Ils se sont abstenus de mettre un terme au trafic clandestin vers la Syrie; ils ont embauché dans le secteur public plus de 30 000 fonctionnaires en créant ainsi autant d’emplois fictifs entre 2014 et 2018 dans la perspective des élections législatives; ils ont obstinément maintenu le pays sans commande au sommet de l’État entre mars 2013 et septembre 2021; ils ont dilapidé l’argent de l’État et causé la perte cumulée d’environ 45 milliards de dollars dans le secteur de l’énergie; ils ont été à l’origine du soulèvement d’octobre 2019 qui a permis aux hommes politiques d’en  cueillir les fruits en s’agrippant au pouvoir et en profitant de la fuite des capitaux faute de la mise en application immédiate du contrôle des capitaux; ils ont été à l’origine de la crise du secteur de la santé; ils ont été la source de l’explosion criminelle au port de Beyrouth; ils ont manipulé les taux de change successifs du dollar à travers des agents bien protégés… Et maintenant, ils s’acharnent à vouloir l’achever. Achevez-le, crient-ils sur tous les toits!

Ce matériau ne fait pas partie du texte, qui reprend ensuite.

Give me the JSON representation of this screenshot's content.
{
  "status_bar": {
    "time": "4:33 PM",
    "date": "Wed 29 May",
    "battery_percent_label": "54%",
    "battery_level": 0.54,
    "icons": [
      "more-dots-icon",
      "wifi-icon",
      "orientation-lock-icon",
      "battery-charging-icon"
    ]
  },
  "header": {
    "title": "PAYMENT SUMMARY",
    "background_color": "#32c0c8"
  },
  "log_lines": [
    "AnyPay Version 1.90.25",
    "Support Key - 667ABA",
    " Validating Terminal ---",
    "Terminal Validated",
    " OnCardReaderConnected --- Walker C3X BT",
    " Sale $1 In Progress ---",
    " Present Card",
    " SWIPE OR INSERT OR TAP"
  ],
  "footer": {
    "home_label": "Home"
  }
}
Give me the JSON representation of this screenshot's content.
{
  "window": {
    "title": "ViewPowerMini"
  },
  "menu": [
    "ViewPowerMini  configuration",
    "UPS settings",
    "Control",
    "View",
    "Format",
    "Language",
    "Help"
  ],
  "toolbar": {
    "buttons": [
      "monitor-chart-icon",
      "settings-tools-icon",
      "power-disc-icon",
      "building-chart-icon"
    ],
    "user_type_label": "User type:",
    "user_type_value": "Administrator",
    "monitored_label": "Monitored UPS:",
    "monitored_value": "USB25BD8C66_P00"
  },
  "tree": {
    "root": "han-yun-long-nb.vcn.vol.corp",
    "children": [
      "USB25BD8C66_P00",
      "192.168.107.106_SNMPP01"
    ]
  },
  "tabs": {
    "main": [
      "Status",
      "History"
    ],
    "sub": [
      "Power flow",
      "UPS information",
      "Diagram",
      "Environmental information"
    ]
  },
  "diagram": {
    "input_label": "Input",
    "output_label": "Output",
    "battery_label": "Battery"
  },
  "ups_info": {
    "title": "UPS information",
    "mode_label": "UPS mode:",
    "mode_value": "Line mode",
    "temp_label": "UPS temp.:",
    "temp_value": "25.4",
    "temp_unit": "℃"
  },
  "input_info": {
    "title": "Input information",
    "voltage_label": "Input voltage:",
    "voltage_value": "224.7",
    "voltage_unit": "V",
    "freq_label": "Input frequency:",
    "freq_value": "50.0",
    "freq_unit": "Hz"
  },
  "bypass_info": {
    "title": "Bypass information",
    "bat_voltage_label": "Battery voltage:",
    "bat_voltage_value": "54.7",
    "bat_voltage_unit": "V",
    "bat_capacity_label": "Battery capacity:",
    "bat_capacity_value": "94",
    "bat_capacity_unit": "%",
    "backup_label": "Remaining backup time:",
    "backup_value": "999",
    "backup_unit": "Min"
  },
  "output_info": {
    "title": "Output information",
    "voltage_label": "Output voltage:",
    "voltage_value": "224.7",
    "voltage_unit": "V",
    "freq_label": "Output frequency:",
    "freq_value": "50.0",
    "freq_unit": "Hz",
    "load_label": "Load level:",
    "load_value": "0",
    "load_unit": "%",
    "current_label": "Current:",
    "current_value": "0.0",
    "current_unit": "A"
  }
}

Ces Messieurs, les dirigeants politiques, oublient encore, ou feignent d’oublier, qu’à leur demande express, Riad Salamé a dû trouver les moyens, via les opérations SWAP, de soutenir le budget de l’État afin d’assurer les salaires des fonctionnaires, le temps que CEDRE se mette en place.

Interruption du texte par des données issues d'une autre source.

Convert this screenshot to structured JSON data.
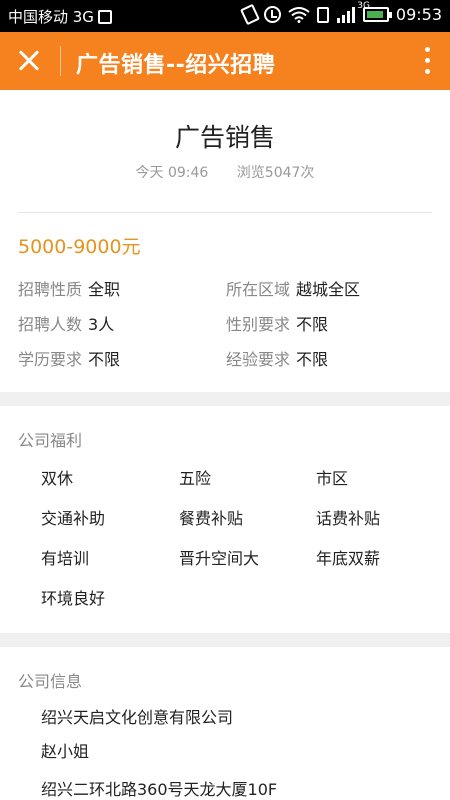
{
  "status_bar": {
    "carrier": "中国移动 3G",
    "network": "3G",
    "time": "09:53"
  },
  "header": {
    "title": "广告销售--绍兴招聘"
  },
  "job": {
    "title": "广告销售",
    "posted": "今天 09:46",
    "views": "浏览5047次",
    "salary": "5000-9000元",
    "details": [
      {
        "label": "招聘性质",
        "value": "全职"
      },
      {
        "label": "所在区域",
        "value": "越城全区"
      },
      {
        "label": "招聘人数",
        "value": "3人"
      },
      {
        "label": "性别要求",
        "value": "不限"
      },
      {
        "label": "学历要求",
        "value": "不限"
      },
      {
        "label": "经验要求",
        "value": "不限"
      }
    ]
  },
  "welfare": {
    "title": "公司福利",
    "items": [
      "双休",
      "五险",
      "市区",
      "交通补助",
      "餐费补贴",
      "话费补贴",
      "有培训",
      "晋升空间大",
      "年底双薪",
      "环境良好"
    ]
  },
  "company": {
    "title": "公司信息",
    "name": "绍兴天启文化创意有限公司",
    "contact": "赵小姐",
    "address": "绍兴二环北路360号天龙大厦10F"
  },
  "colors": {
    "header_bg": "#f6821f",
    "salary": "#e5941f"
  }
}
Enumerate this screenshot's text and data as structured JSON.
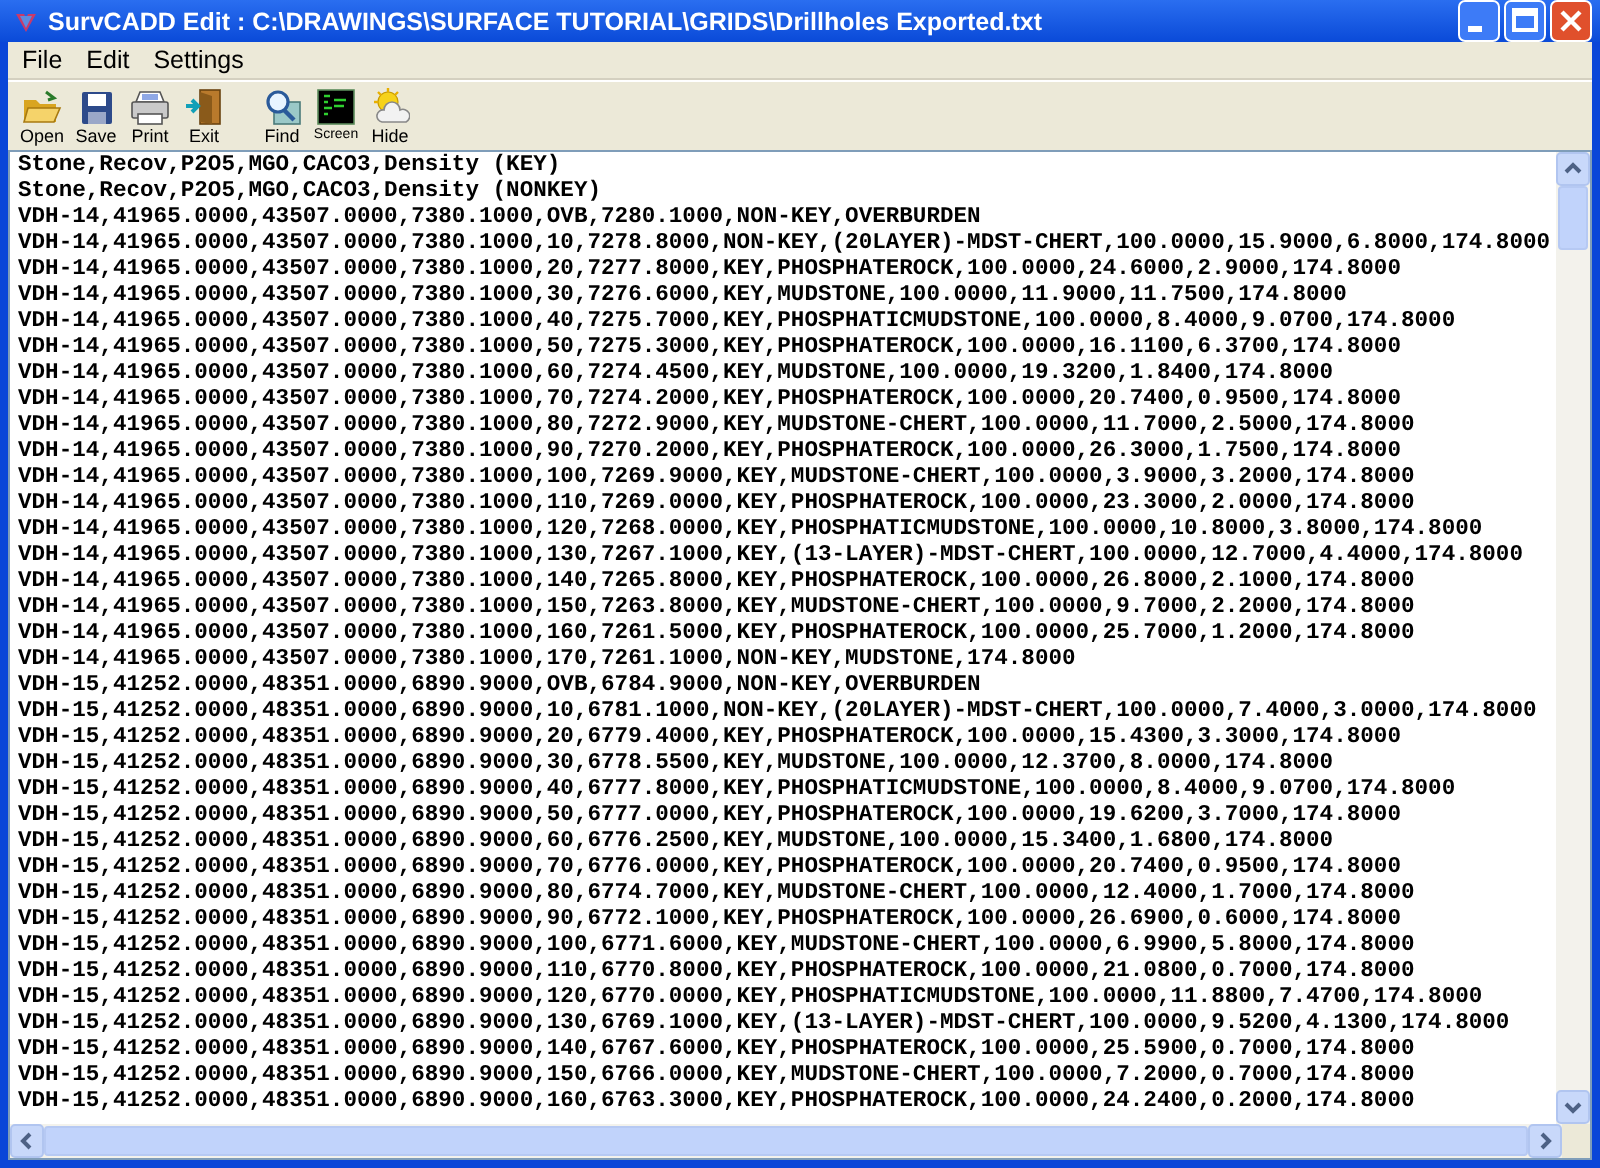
{
  "window": {
    "title": "SurvCADD Edit : C:\\DRAWINGS\\SURFACE TUTORIAL\\GRIDS\\Drillholes Exported.txt"
  },
  "menu": [
    "File",
    "Edit",
    "Settings"
  ],
  "toolbar": [
    {
      "kind": "open",
      "label": "Open"
    },
    {
      "kind": "save",
      "label": "Save"
    },
    {
      "kind": "print",
      "label": "Print"
    },
    {
      "kind": "exit",
      "label": "Exit"
    },
    {
      "kind": "find",
      "label": "Find"
    },
    {
      "kind": "screen",
      "label": "Screen"
    },
    {
      "kind": "hide",
      "label": "Hide"
    }
  ],
  "editor": {
    "lines": [
      "Stone,Recov,P2O5,MGO,CACO3,Density (KEY)",
      "Stone,Recov,P2O5,MGO,CACO3,Density (NONKEY)",
      "VDH-14,41965.0000,43507.0000,7380.1000,OVB,7280.1000,NON-KEY,OVERBURDEN",
      "VDH-14,41965.0000,43507.0000,7380.1000,10,7278.8000,NON-KEY,(20LAYER)-MDST-CHERT,100.0000,15.9000,6.8000,174.8000",
      "VDH-14,41965.0000,43507.0000,7380.1000,20,7277.8000,KEY,PHOSPHATEROCK,100.0000,24.6000,2.9000,174.8000",
      "VDH-14,41965.0000,43507.0000,7380.1000,30,7276.6000,KEY,MUDSTONE,100.0000,11.9000,11.7500,174.8000",
      "VDH-14,41965.0000,43507.0000,7380.1000,40,7275.7000,KEY,PHOSPHATICMUDSTONE,100.0000,8.4000,9.0700,174.8000",
      "VDH-14,41965.0000,43507.0000,7380.1000,50,7275.3000,KEY,PHOSPHATEROCK,100.0000,16.1100,6.3700,174.8000",
      "VDH-14,41965.0000,43507.0000,7380.1000,60,7274.4500,KEY,MUDSTONE,100.0000,19.3200,1.8400,174.8000",
      "VDH-14,41965.0000,43507.0000,7380.1000,70,7274.2000,KEY,PHOSPHATEROCK,100.0000,20.7400,0.9500,174.8000",
      "VDH-14,41965.0000,43507.0000,7380.1000,80,7272.9000,KEY,MUDSTONE-CHERT,100.0000,11.7000,2.5000,174.8000",
      "VDH-14,41965.0000,43507.0000,7380.1000,90,7270.2000,KEY,PHOSPHATEROCK,100.0000,26.3000,1.7500,174.8000",
      "VDH-14,41965.0000,43507.0000,7380.1000,100,7269.9000,KEY,MUDSTONE-CHERT,100.0000,3.9000,3.2000,174.8000",
      "VDH-14,41965.0000,43507.0000,7380.1000,110,7269.0000,KEY,PHOSPHATEROCK,100.0000,23.3000,2.0000,174.8000",
      "VDH-14,41965.0000,43507.0000,7380.1000,120,7268.0000,KEY,PHOSPHATICMUDSTONE,100.0000,10.8000,3.8000,174.8000",
      "VDH-14,41965.0000,43507.0000,7380.1000,130,7267.1000,KEY,(13-LAYER)-MDST-CHERT,100.0000,12.7000,4.4000,174.8000",
      "VDH-14,41965.0000,43507.0000,7380.1000,140,7265.8000,KEY,PHOSPHATEROCK,100.0000,26.8000,2.1000,174.8000",
      "VDH-14,41965.0000,43507.0000,7380.1000,150,7263.8000,KEY,MUDSTONE-CHERT,100.0000,9.7000,2.2000,174.8000",
      "VDH-14,41965.0000,43507.0000,7380.1000,160,7261.5000,KEY,PHOSPHATEROCK,100.0000,25.7000,1.2000,174.8000",
      "VDH-14,41965.0000,43507.0000,7380.1000,170,7261.1000,NON-KEY,MUDSTONE,174.8000",
      "VDH-15,41252.0000,48351.0000,6890.9000,OVB,6784.9000,NON-KEY,OVERBURDEN",
      "VDH-15,41252.0000,48351.0000,6890.9000,10,6781.1000,NON-KEY,(20LAYER)-MDST-CHERT,100.0000,7.4000,3.0000,174.8000",
      "VDH-15,41252.0000,48351.0000,6890.9000,20,6779.4000,KEY,PHOSPHATEROCK,100.0000,15.4300,3.3000,174.8000",
      "VDH-15,41252.0000,48351.0000,6890.9000,30,6778.5500,KEY,MUDSTONE,100.0000,12.3700,8.0000,174.8000",
      "VDH-15,41252.0000,48351.0000,6890.9000,40,6777.8000,KEY,PHOSPHATICMUDSTONE,100.0000,8.4000,9.0700,174.8000",
      "VDH-15,41252.0000,48351.0000,6890.9000,50,6777.0000,KEY,PHOSPHATEROCK,100.0000,19.6200,3.7000,174.8000",
      "VDH-15,41252.0000,48351.0000,6890.9000,60,6776.2500,KEY,MUDSTONE,100.0000,15.3400,1.6800,174.8000",
      "VDH-15,41252.0000,48351.0000,6890.9000,70,6776.0000,KEY,PHOSPHATEROCK,100.0000,20.7400,0.9500,174.8000",
      "VDH-15,41252.0000,48351.0000,6890.9000,80,6774.7000,KEY,MUDSTONE-CHERT,100.0000,12.4000,1.7000,174.8000",
      "VDH-15,41252.0000,48351.0000,6890.9000,90,6772.1000,KEY,PHOSPHATEROCK,100.0000,26.6900,0.6000,174.8000",
      "VDH-15,41252.0000,48351.0000,6890.9000,100,6771.6000,KEY,MUDSTONE-CHERT,100.0000,6.9900,5.8000,174.8000",
      "VDH-15,41252.0000,48351.0000,6890.9000,110,6770.8000,KEY,PHOSPHATEROCK,100.0000,21.0800,0.7000,174.8000",
      "VDH-15,41252.0000,48351.0000,6890.9000,120,6770.0000,KEY,PHOSPHATICMUDSTONE,100.0000,11.8800,7.4700,174.8000",
      "VDH-15,41252.0000,48351.0000,6890.9000,130,6769.1000,KEY,(13-LAYER)-MDST-CHERT,100.0000,9.5200,4.1300,174.8000",
      "VDH-15,41252.0000,48351.0000,6890.9000,140,6767.6000,KEY,PHOSPHATEROCK,100.0000,25.5900,0.7000,174.8000",
      "VDH-15,41252.0000,48351.0000,6890.9000,150,6766.0000,KEY,MUDSTONE-CHERT,100.0000,7.2000,0.7000,174.8000",
      "VDH-15,41252.0000,48351.0000,6890.9000,160,6763.3000,KEY,PHOSPHATEROCK,100.0000,24.2400,0.2000,174.8000"
    ]
  }
}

Achevez-le, disent-ils! Ils oublient cependant qu’ils ont été à l’origine du remaniement de l’échelle des salaires qui coûta plus de deux milliards de dollars américains au Trésor et qu’ils ont été la cause de l’échec de CEDRE parce que les réformes attendues n’ont jamais été entreprises par l’État! Un véritable lynchage public…

Mais attention… Une fois achevé, peut-être nous rendrons-nous compte, hélas tardivement, qu’en l’absence totale et réelle de l’État durant ces dernières années, le gouverneur de la Banque centrale était toujours présent, responsable et conscient, assurant au quotidien une gestion de crise et maintenant le cap malgré les flots qui se déchaînaient de partout. Les temps viendront alors confirmer que la sentence prononcée à son encontre fut purement d’ordre politique et qu’il fut destitué pour résistance à l’autorité établie…

Ayant tous pleuré à chaudes larmes lorsque l’État et ses dirigeants, pour la première fois dans l’histoire du pays, n’ont pas respecté le paiement des eurobonds à l’échéance, le moment sera alors venu de verser des larmes de sang.

Que de souffrances résultant de l’irresponsabilité, de l’inconscience, de l’inaptitude, de l’incompétence, de la corruption organisée, et j’en passe, qui secouent de nos jours le pays et écrasent toute une population meurtrie jusque dans sa moelle. Ne l’oublions pas, nous sommes tous pris en otage au service de ce qui se trame dans les coulisses de nos chers politiques qui cherchent à sauvegarder leurs intérêts et à jeter leur dévolu sur autrui.